On Jun 28, 2007, at 12:17 PM, Greg Meredith wrote:
Haskellians,
Once you have a polymorphic let, why do you need 'let' in the base language, at all? Is it possible to formulate Haskell entirely with do-notation where there is a standard monad for let environments? Probably this was all discussed before in the design deliberations for the language standard. Pointers would be very much appreciated.
Best wishes,
--greg
I've been wondering the same thing. When I want a break from coding, I rewrite files in an imaginary language to see what I want, what comes naturally. Let is the first keyword to go; a binding on one line followed by an expression on the next ought to imply a let/in combination. Looking at special "do" language support for monads and arrows reminds me of special language support for tuples and lists. While it would probably be painful to lose all syntactic sugar, I would prefer a uniform mechanism for supporting any future construct like monads and arrows, so "adding language support" isn't restricted to the implementors. Monads and arrows are particular instances of a general functional programming idiom, and seeing how preciously they are treated reminds me of the early history of mathematical group theory, when people treated each of the few groups they knew as a one-off special case. No programming language should treat monads and arrows this way. I'm struck by the "readability" requirement that leads to explicit
= syntax, or "adding language support". Readability should be a compiler option: You can't read someone else's code or your own weeks later? Have the compiler massively annotate the type information back into the code, supplying implied combinators, to a web page you can carefully study.

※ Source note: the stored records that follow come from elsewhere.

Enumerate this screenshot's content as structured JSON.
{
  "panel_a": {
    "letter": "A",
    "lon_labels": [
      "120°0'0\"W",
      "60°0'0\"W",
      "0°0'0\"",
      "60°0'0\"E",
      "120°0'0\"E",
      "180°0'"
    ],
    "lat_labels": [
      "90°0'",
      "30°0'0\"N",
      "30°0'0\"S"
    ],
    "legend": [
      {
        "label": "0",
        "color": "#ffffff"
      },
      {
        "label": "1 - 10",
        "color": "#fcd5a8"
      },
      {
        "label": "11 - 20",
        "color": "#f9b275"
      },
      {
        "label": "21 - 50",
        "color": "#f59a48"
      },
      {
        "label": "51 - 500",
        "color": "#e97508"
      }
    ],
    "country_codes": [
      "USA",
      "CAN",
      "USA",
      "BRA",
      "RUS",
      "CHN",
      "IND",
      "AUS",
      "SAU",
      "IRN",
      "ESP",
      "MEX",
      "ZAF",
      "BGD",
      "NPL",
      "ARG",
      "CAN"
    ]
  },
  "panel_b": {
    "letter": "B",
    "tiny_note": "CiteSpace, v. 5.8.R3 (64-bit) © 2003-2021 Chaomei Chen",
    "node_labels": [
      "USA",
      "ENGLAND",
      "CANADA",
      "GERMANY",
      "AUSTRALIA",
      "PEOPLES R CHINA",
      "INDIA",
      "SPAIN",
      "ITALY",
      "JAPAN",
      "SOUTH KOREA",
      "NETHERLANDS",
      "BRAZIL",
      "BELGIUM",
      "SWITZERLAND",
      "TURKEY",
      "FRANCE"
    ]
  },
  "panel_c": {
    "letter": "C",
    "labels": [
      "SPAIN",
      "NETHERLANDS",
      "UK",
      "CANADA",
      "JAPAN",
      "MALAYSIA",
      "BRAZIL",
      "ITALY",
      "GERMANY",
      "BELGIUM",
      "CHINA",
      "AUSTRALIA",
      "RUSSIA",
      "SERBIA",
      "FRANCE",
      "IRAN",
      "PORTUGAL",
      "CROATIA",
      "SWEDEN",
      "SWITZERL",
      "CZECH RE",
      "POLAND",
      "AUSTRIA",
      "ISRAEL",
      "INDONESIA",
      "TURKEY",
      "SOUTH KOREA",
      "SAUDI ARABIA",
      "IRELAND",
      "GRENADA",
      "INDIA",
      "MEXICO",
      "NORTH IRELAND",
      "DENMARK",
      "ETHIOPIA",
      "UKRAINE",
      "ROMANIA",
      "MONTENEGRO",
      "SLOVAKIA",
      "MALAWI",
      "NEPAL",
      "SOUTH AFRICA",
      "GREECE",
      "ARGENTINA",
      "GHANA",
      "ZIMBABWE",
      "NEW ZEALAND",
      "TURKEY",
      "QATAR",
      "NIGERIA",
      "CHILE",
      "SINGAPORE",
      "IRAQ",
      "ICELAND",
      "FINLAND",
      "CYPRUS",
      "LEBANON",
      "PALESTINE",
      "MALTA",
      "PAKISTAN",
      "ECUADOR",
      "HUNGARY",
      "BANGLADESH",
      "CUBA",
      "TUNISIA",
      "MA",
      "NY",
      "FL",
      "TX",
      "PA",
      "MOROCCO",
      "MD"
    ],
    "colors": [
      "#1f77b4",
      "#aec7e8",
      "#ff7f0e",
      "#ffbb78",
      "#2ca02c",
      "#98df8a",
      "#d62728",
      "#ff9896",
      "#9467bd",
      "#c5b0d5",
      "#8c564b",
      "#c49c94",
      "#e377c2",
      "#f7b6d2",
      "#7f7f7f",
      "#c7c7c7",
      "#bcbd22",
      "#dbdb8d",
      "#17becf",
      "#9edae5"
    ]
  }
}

If one gets over a requirement that raw code be readable, then all sorts of combinators can be implied. Using type information, the compiler would be able to notice that two successive lines of code make no sense at all in sequence, but WOULD make perfect sense if a
= was inserted. This is roughly what a do statement does, except a do statement does this in an ad hoc fashion for a very few combinators.
Rather than having a short ad-hoc list of operators inserted by do, analogous to the short ad-hoc list of syntactic sugar for tuples and lists, one could have a general class mechanism for inserting arbitrary combinators. This would get confusing to read, but a compiler that could annotate code with explanations of what it did would help. Now, we're instead forced to write these annotations manually, and stare at them all of the time.